Donna Tommelleo, Associated Press/Newsday

HARTFORD, Conn. -- A bill that will allow sick people to grow marijuana for medicinal purposes cleared its first legislative hurdle Monday, despite opposition from lawmakers who described the measure as a backdoor attempt to legalize the drug. The Legislature's Judiciary Committee voted 24-15 to approve the bill, which is nearly identical to a measure that made it out of committee last year before failing on the House floor. This year's bill decreases the number of plants that can be grown from six plants to five and would require the plants be grown in a secure, indoor area, said bill sponsor state Rep.
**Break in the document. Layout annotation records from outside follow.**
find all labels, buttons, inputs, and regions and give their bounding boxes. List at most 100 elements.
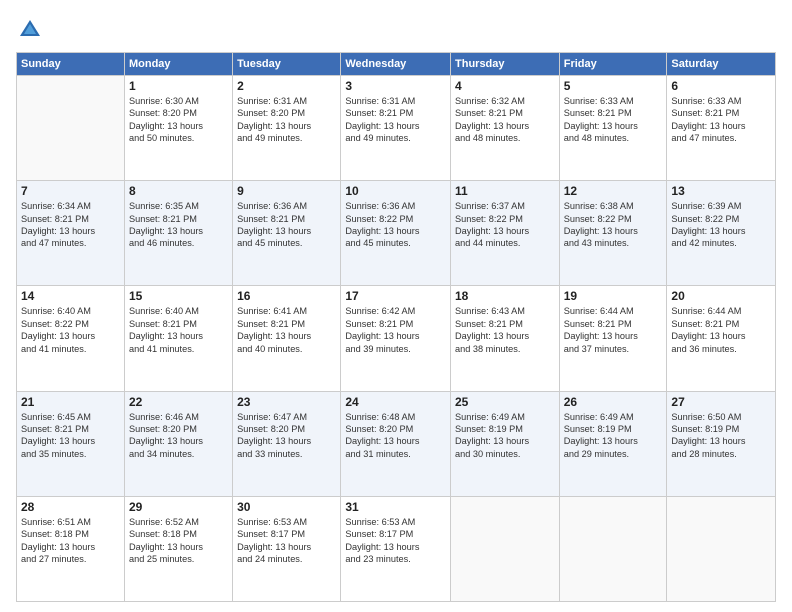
calendar-cell [559,496,667,601]
calendar-cell: 20 Sunrise: 6:44 AM Sunset: 8:21 PM Dayli… [667,286,776,391]
day-number: 28 [21,500,120,514]
day-number: 9 [237,184,336,198]
day-number: 1 [129,79,228,93]
calendar-cell: 23 Sunrise: 6:47 AM Sunset: 8:20 PM Dayli… [233,391,341,496]
day-number: 13 [671,184,771,198]
logo-icon [16,16,44,44]
day-info: Sunrise: 6:36 AM Sunset: 8:22 PM Dayligh… [345,200,446,250]
day-number: 4 [455,79,555,93]
day-info: Sunrise: 6:38 AM Sunset: 8:22 PM Dayligh… [564,200,663,250]
day-number: 12 [564,184,663,198]
day-number: 21 [21,395,120,409]
day-info: Sunrise: 6:45 AM Sunset: 8:21 PM Dayligh… [21,411,120,461]
day-number: 10 [345,184,446,198]
day-info: Sunrise: 6:51 AM Sunset: 8:18 PM Dayligh… [21,516,120,566]
calendar-cell: 18 Sunrise: 6:43 AM Sunset: 8:21 PM Dayli… [451,286,560,391]
calendar-week-row: 7Sunrise: 6:34 AM Sunset: 8:21 PM Daylig… [17,181,776,286]
header [16,16,776,44]
calendar-cell: 16 Sunrise: 6:41 AM Sunset: 8:21 PM Dayli… [233,286,341,391]
calendar-week-row: 1 Sunrise: 6:30 AM Sunset: 8:20 PM Daylig… [17,76,776,181]
weekday-header-thursday: Thursday [451,53,560,76]
weekday-header-friday: Friday [559,53,667,76]
calendar-cell [17,76,125,181]
day-info: Sunrise: 6:53 AM Sunset: 8:17 PM Dayligh… [237,516,336,566]
calendar-cell: 21 Sunrise: 6:45 AM Sunset: 8:21 PM Dayli… [17,391,125,496]
day-info: Sunrise: 6:31 AM Sunset: 8:21 PM Dayligh… [345,95,446,145]
calendar-cell: 2 Sunrise: 6:31 AM Sunset: 8:20 PM Daylig… [233,76,341,181]
day-number: 18 [455,289,555,303]
weekday-header-wednesday: Wednesday [341,53,451,76]
weekday-header-row: SundayMondayTuesdayWednesdayThursdayFrid… [17,53,776,76]
weekday-header-monday: Monday [124,53,232,76]
day-info: Sunrise: 6:40 AM Sunset: 8:21 PM Dayligh… [129,305,228,355]
calendar-cell: 8 Sunrise: 6:35 AM Sunset: 8:21 PM Daylig… [124,181,232,286]
calendar-week-row: 14Sunrise: 6:40 AM Sunset: 8:22 PM Dayli… [17,286,776,391]
day-number: 2 [237,79,336,93]
day-info: Sunrise: 6:30 AM Sunset: 8:20 PM Dayligh… [129,95,228,145]
weekday-header-saturday: Saturday [667,53,776,76]
calendar-cell: 25 Sunrise: 6:49 AM Sunset: 8:19 PM Dayli… [451,391,560,496]
calendar-cell: 19 Sunrise: 6:44 AM Sunset: 8:21 PM Dayli… [559,286,667,391]
day-number: 8 [129,184,228,198]
day-number: 19 [564,289,663,303]
day-info: Sunrise: 6:41 AM Sunset: 8:21 PM Dayligh… [237,305,336,355]
calendar-cell: 27 Sunrise: 6:50 AM Sunset: 8:19 PM Dayli… [667,391,776,496]
calendar-cell: 10 Sunrise: 6:36 AM Sunset: 8:22 PM Dayli… [341,181,451,286]
calendar-cell: 17 Sunrise: 6:42 AM Sunset: 8:21 PM Dayli… [341,286,451,391]
calendar-cell: 30 Sunrise: 6:53 AM Sunset: 8:17 PM Dayli… [233,496,341,601]
day-number: 23 [237,395,336,409]
day-number: 22 [129,395,228,409]
day-info: Sunrise: 6:44 AM Sunset: 8:21 PM Dayligh… [671,305,771,355]
calendar-cell: 15Sunrise: 6:40 AM Sunset: 8:21 PM Dayli… [124,286,232,391]
day-info: Sunrise: 6:34 AM Sunset: 8:21 PM Dayligh… [21,200,120,250]
day-number: 29 [129,500,228,514]
calendar-cell: 22 Sunrise: 6:46 AM Sunset: 8:20 PM Dayli… [124,391,232,496]
calendar-week-row: 21 Sunrise: 6:45 AM Sunset: 8:21 PM Dayli… [17,391,776,496]
day-number: 30 [237,500,336,514]
calendar-cell: 29 Sunrise: 6:52 AM Sunset: 8:18 PM Dayli… [124,496,232,601]
day-info: Sunrise: 6:49 AM Sunset: 8:19 PM Dayligh… [564,411,663,461]
day-number: 5 [564,79,663,93]
day-info: Sunrise: 6:53 AM Sunset: 8:17 PM Dayligh… [345,516,446,566]
weekday-header-tuesday: Tuesday [233,53,341,76]
day-number: 16 [237,289,336,303]
day-number: 17 [345,289,446,303]
day-number: 3 [345,79,446,93]
calendar-cell [451,496,560,601]
day-info: Sunrise: 6:33 AM Sunset: 8:21 PM Dayligh… [671,95,771,145]
day-number: 20 [671,289,771,303]
day-info: Sunrise: 6:48 AM Sunset: 8:20 PM Dayligh… [345,411,446,461]
calendar-cell: 24 Sunrise: 6:48 AM Sunset: 8:20 PM Dayli… [341,391,451,496]
day-info: Sunrise: 6:42 AM Sunset: 8:21 PM Dayligh… [345,305,446,355]
day-info: Sunrise: 6:44 AM Sunset: 8:21 PM Dayligh… [564,305,663,355]
day-info: Sunrise: 6:36 AM Sunset: 8:21 PM Dayligh… [237,200,336,250]
day-number: 6 [671,79,771,93]
calendar-cell: 3 Sunrise: 6:31 AM Sunset: 8:21 PM Daylig… [341,76,451,181]
logo [16,16,48,44]
day-info: Sunrise: 6:52 AM Sunset: 8:18 PM Dayligh… [129,516,228,566]
page: SundayMondayTuesdayWednesdayThursdayFrid… [0,0,792,612]
calendar-cell [667,496,776,601]
calendar-cell: 5 Sunrise: 6:33 AM Sunset: 8:21 PM Daylig… [559,76,667,181]
calendar-cell: 13Sunrise: 6:39 AM Sunset: 8:22 PM Dayli… [667,181,776,286]
day-number: 11 [455,184,555,198]
day-info: Sunrise: 6:31 AM Sunset: 8:20 PM Dayligh… [237,95,336,145]
calendar-cell: 9 Sunrise: 6:36 AM Sunset: 8:21 PM Daylig… [233,181,341,286]
calendar-cell: 1 Sunrise: 6:30 AM Sunset: 8:20 PM Daylig… [124,76,232,181]
calendar-cell: 26Sunrise: 6:49 AM Sunset: 8:19 PM Dayli… [559,391,667,496]
day-info: Sunrise: 6:49 AM Sunset: 8:19 PM Dayligh… [455,411,555,461]
calendar-cell: 11Sunrise: 6:37 AM Sunset: 8:22 PM Dayli… [451,181,560,286]
day-info: Sunrise: 6:47 AM Sunset: 8:20 PM Dayligh… [237,411,336,461]
day-info: Sunrise: 6:32 AM Sunset: 8:21 PM Dayligh… [455,95,555,145]
day-info: Sunrise: 6:50 AM Sunset: 8:19 PM Dayligh… [671,411,771,461]
day-number: 25 [455,395,555,409]
day-info: Sunrise: 6:46 AM Sunset: 8:20 PM Dayligh… [129,411,228,461]
day-number: 24 [345,395,446,409]
day-info: Sunrise: 6:35 AM Sunset: 8:21 PM Dayligh… [129,200,228,250]
day-info: Sunrise: 6:43 AM Sunset: 8:21 PM Dayligh… [455,305,555,355]
day-info: Sunrise: 6:33 AM Sunset: 8:21 PM Dayligh… [564,95,663,145]
day-info: Sunrise: 6:40 AM Sunset: 8:22 PM Dayligh… [21,305,120,355]
calendar-table: SundayMondayTuesdayWednesdayThursdayFrid… [16,52,776,602]
calendar-week-row: 28 Sunrise: 6:51 AM Sunset: 8:18 PM Dayli… [17,496,776,601]
day-number: 27 [671,395,771,409]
Jim Abrams.

The bill is not an attempt to legalize or decriminalize marijuana for recreational use, Abrams said.

"It's used to treat sick people to keep them out of jail," said Abrams, D-Meriden.
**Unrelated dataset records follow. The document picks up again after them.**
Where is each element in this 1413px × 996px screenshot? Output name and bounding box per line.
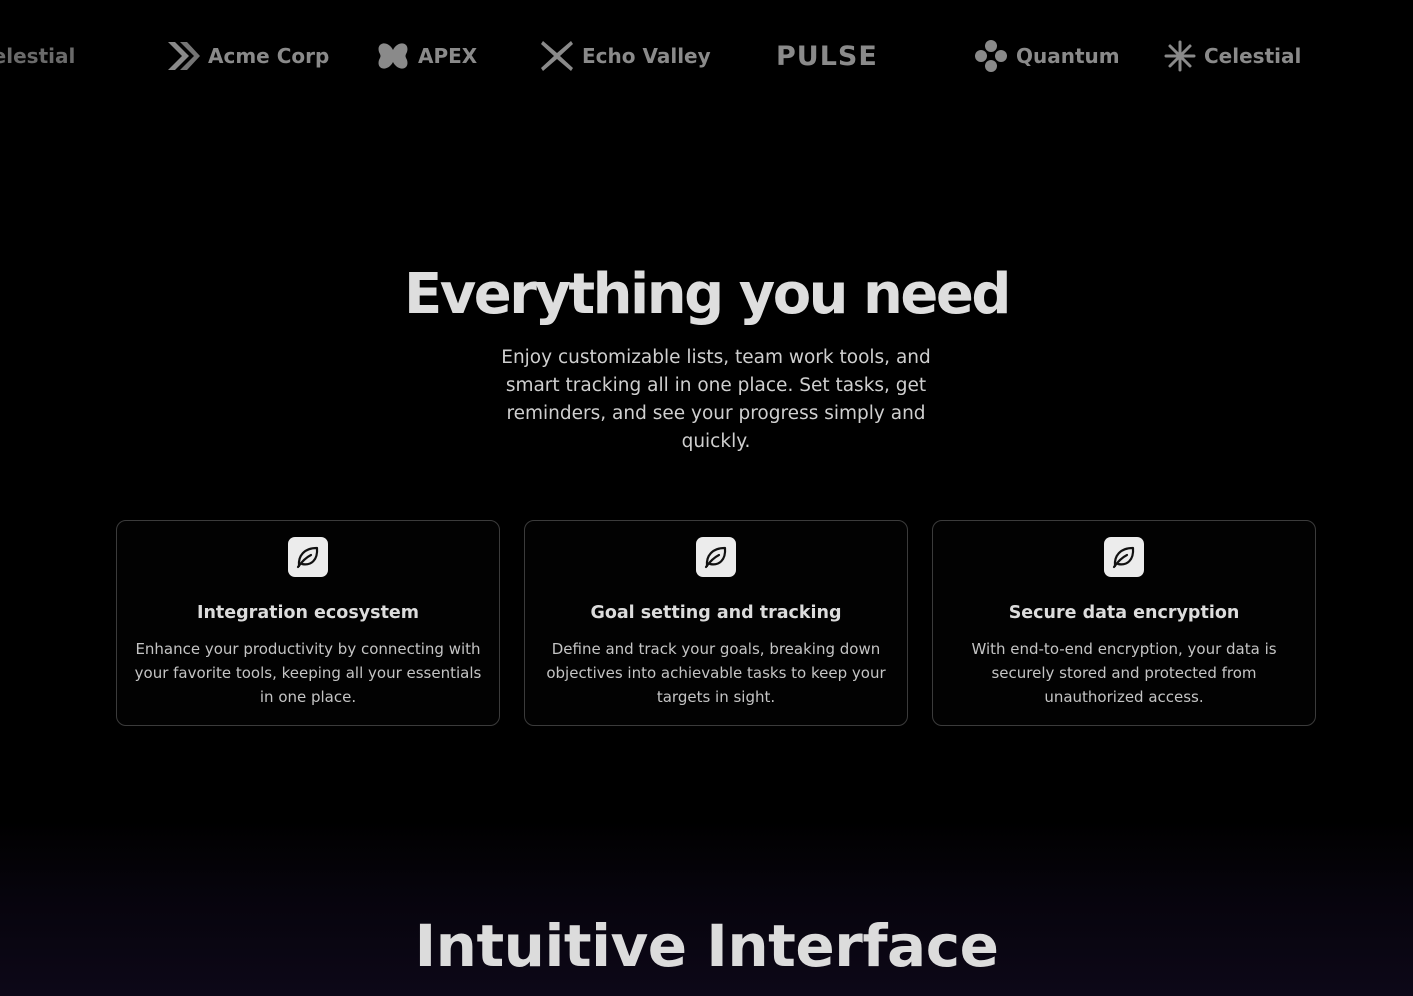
card-title: Integration ecosystem	[196, 603, 420, 623]
logo-name: APEX	[418, 44, 478, 68]
logo-name: Celestial	[0, 44, 76, 68]
card-description: Enhance your productivity by connecting …	[134, 640, 482, 706]
x-mark-icon	[540, 40, 574, 72]
logo-celestial: Celestial	[1164, 38, 1301, 74]
clover-shape-icon	[376, 40, 410, 72]
features-subtitle: Enjoy customizable lists, team work tool…	[501, 347, 931, 452]
logo-name: Celestial	[1204, 44, 1302, 68]
leaf-icon	[288, 537, 328, 577]
feature-card-goal-setting: Goal setting and tracking Define and tra…	[524, 520, 908, 726]
intuitive-interface-title: Intuitive Interface	[414, 912, 999, 980]
page: Celestial Acme Corp APEX	[0, 0, 1413, 996]
star-burst-icon	[1164, 40, 1196, 72]
logo-name: Acme Corp	[208, 44, 330, 68]
logo-echo-valley: Echo Valley	[540, 38, 711, 74]
logo-apex: APEX	[376, 38, 477, 74]
logo-name: Echo Valley	[582, 44, 711, 68]
card-title: Goal setting and tracking	[590, 603, 842, 623]
logo-celestial-partial: Celestial	[0, 38, 75, 74]
feature-card-integration: Integration ecosystem Enhance your produ…	[116, 520, 500, 726]
logo-strip: Celestial Acme Corp APEX	[0, 28, 1413, 84]
leaf-icon	[696, 537, 736, 577]
logo-acme-corp: Acme Corp	[166, 38, 329, 74]
double-chevron-icon	[166, 40, 200, 72]
card-title: Secure data encryption	[1008, 603, 1240, 623]
logo-name: Quantum	[1016, 44, 1120, 68]
card-description: Define and track your goals, breaking do…	[546, 640, 886, 706]
features-title: Everything you need	[404, 262, 1011, 327]
logo-pulse: PULSE	[776, 38, 878, 74]
four-dot-icon	[974, 39, 1008, 73]
leaf-icon	[1104, 537, 1144, 577]
logo-name: PULSE	[776, 40, 878, 72]
feature-card-encryption: Secure data encryption With end-to-end e…	[932, 520, 1316, 726]
card-description: With end-to-end encryption, your data is…	[971, 640, 1277, 706]
logo-quantum: Quantum	[974, 38, 1120, 74]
The bill would allow doctors to provide a written certification that qualifies their patient to use marijuana only for medical purposes. The patient or a caregiver would then be allowed to grow up to five plants for personal use and present the doctor's certificate as a legal defense for having the illegal substance.

Connecticut's public policy enacted in the early 1980s permits physicians to prescribe marijuana for people suffering from cancer, glaucoma, AIDS and other chronically painful illnesses. Patients say it relieves pain and nausea when no other drugs can. But doctors in Connecticut have not prescribed marijuana because its use is illegal under federal law.

Under the bill, the certificate also would provide the doctor with a defense from federal prosecution.

"It takes the doctor out of the chain of procurement," Abrams said.

Opponents contend the bill would make the drug more available to society as a whole.

"You have proponents out there whose underlying goal is to legalize the drug," said state Rep. Robert Farr, who voted against the measure.

He said there are other legal drugs available that can be used to treat the maladies.

Farr questioned the validity of studies that tout the medicinal benefits of pot for people with glaucoma, an incurable and painful eye condition and the second leading cause of the blindness. He pointed to other studies that showed the opposite.

"It's not effective, but actually causes further eye damage," Farr said. "The message that we send out to our society is that somehow marijuana is not a dangerous drug."

Other critics suggested that the drug should be controlled by pharmacies and not grown by the user. Still others questioned the unintended legal consequences that may arise from the law.

"The scenario that we are creating all to get around a federal law that is the problem, creates a bigger set of circumstances," said state Rep. Lawrence Cafero, R-Norwalk.

But Abrams countered that the judicial system is equipped to deal with the gray areas of the law.

"That's what the courts are for," Abrams said. "There are always questions around the edges and that's why we have trials. If someone's busted under those circumstances, that's what the courts will have to determine."

Eight states _ Alaska, California, Colorado, Hawaii, Maine, Nevada, Oregon and Washington _ have laws protecting seriously ill patients who use medical marijuana with their doctor's recommendations.

The Connecticut bill heads to the full House where it will likely be forwarded to the Public Health Committee for further review.